Trouble settling back to sleep. It’s normal for babies to stir and wake up in the night. Most babies learn to settle themselves back to sleep. If your baby is hard to settle at night and doesn’t let up, chances are there might be something bothering them. Do a quick comfort check before putting them down: Is their belly full, if they’ve just had a feed, have you burped them before putting them on their back, is their nappy changed, are they wearing comfortable and appropriate sleep clothing, are they too cold or too warm. The Red Nose Foundation don’t recommend a specific room temperature, instead they advice you check your baby by feeling their forehead, neck and chest – perhaps check your baby's temperature just to be sure.
Developmental milestones at 4 to 6 months
By 4 to 6 months, babies have generally doubled their weight since birth.
Your baby will have made a dramatic transformation from a totally dependent newborn to an active and responsive infant.
Your baby will lose many of their newborn reflexes while acquiring more voluntary control of their body. You’ll find them spending hours watching the movements of their hands.

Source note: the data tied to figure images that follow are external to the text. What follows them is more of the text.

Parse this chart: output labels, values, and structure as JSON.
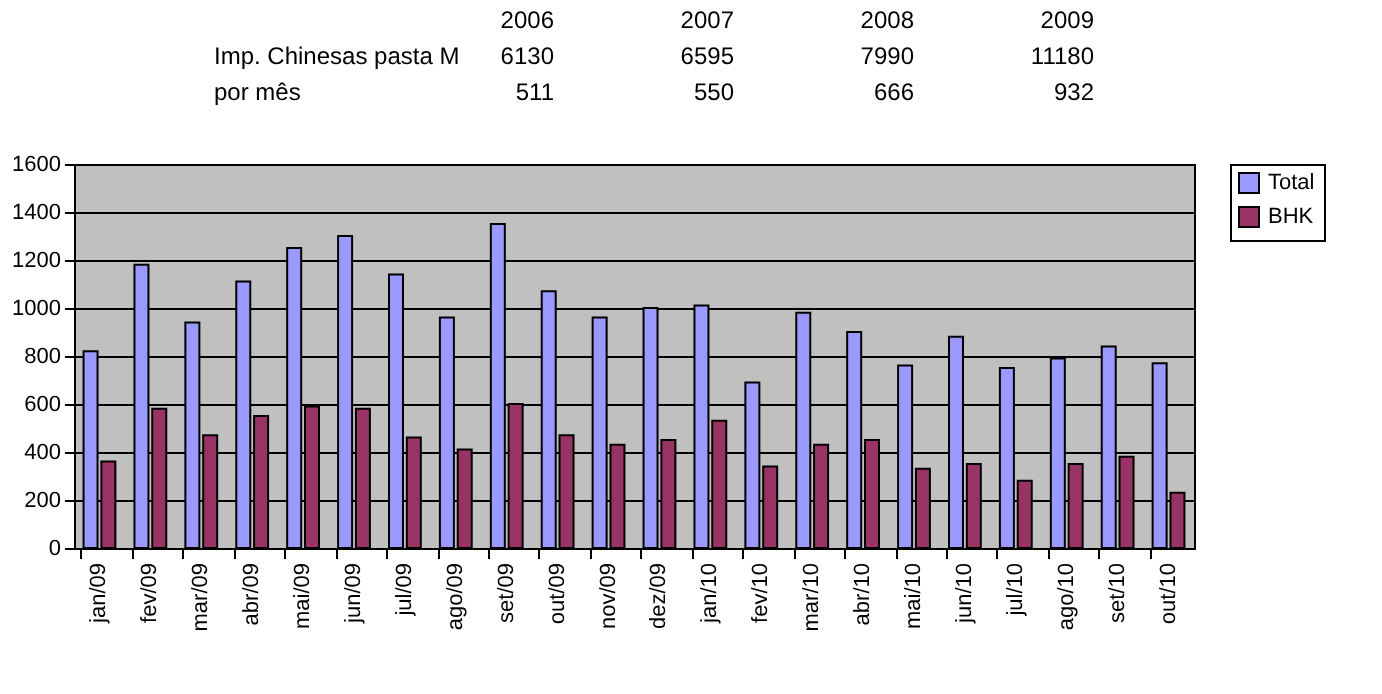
{
  "chart_data": {
    "type": "bar",
    "categories": [
      "jan/09",
      "fev/09",
      "mar/09",
      "abr/09",
      "mai/09",
      "jun/09",
      "jul/09",
      "ago/09",
      "set/09",
      "out/09",
      "nov/09",
      "dez/09",
      "jan/10",
      "fev/10",
      "mar/10",
      "abr/10",
      "mai/10",
      "jun/10",
      "jul/10",
      "ago/10",
      "set/10",
      "out/10"
    ],
    "series": [
      {
        "name": "Total",
        "color": "#9999ff",
        "values": [
          820,
          1180,
          940,
          1110,
          1250,
          1300,
          1140,
          960,
          1350,
          1070,
          960,
          1000,
          1010,
          690,
          980,
          900,
          760,
          880,
          750,
          790,
          840,
          770
        ]
      },
      {
        "name": "BHK",
        "color": "#993366",
        "values": [
          360,
          580,
          470,
          550,
          590,
          580,
          460,
          410,
          600,
          470,
          430,
          450,
          530,
          340,
          430,
          450,
          330,
          350,
          280,
          350,
          380,
          230
        ]
      }
    ],
    "ylim": [
      0,
      1600
    ],
    "yticks": [
      0,
      200,
      400,
      600,
      800,
      {
        "value": 1000,
        "label": "1000"
      },
      {
        "value": 1200,
        "label": "1200"
      },
      {
        "value": 1400,
        "label": "1400"
      },
      {
        "value": 1600,
        "label": "1600"
      }
    ],
    "grid": "y",
    "legend": "right",
    "annotations": [
      "2006",
      "2007",
      "2008",
      "2009",
      "Imp. Chinesas pasta M",
      "6130",
      "6595",
      "7990",
      "11180",
      "por mês",
      "511",
      "550",
      "666",
      "932"
    ]
  }
}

At around 4 months, they will start to roll over. Once your baby is able to roll over, swaddling for sleep is no longer safe. If you haven’t already, now is a good time to ditch your newborn swaddle wrap and start using a transitional sleeping bag such as the Sleepy Hugs sleep sack allowing your baby to move their arms freely so they can hold themselves up if they roll over during sleep. The Sleepy Hugs sleep sack has a unique design that allows free arm movement with just enough security to calm the startle reflex that your child is likely to still be experiencing.
Here are some other milestones to look for:
By 4 months, your baby can lift their head and chest when they are on their tummy.
By around 4 months, your baby can grasp an object.
By 4 to 5 months, your baby begins to develop a social smile.
By 5 to 6 months, your baby can chew.
They can make and hold eye contact.
They enjoy looking at brightly coloured objects.
They become more communicative and expressive with face and body.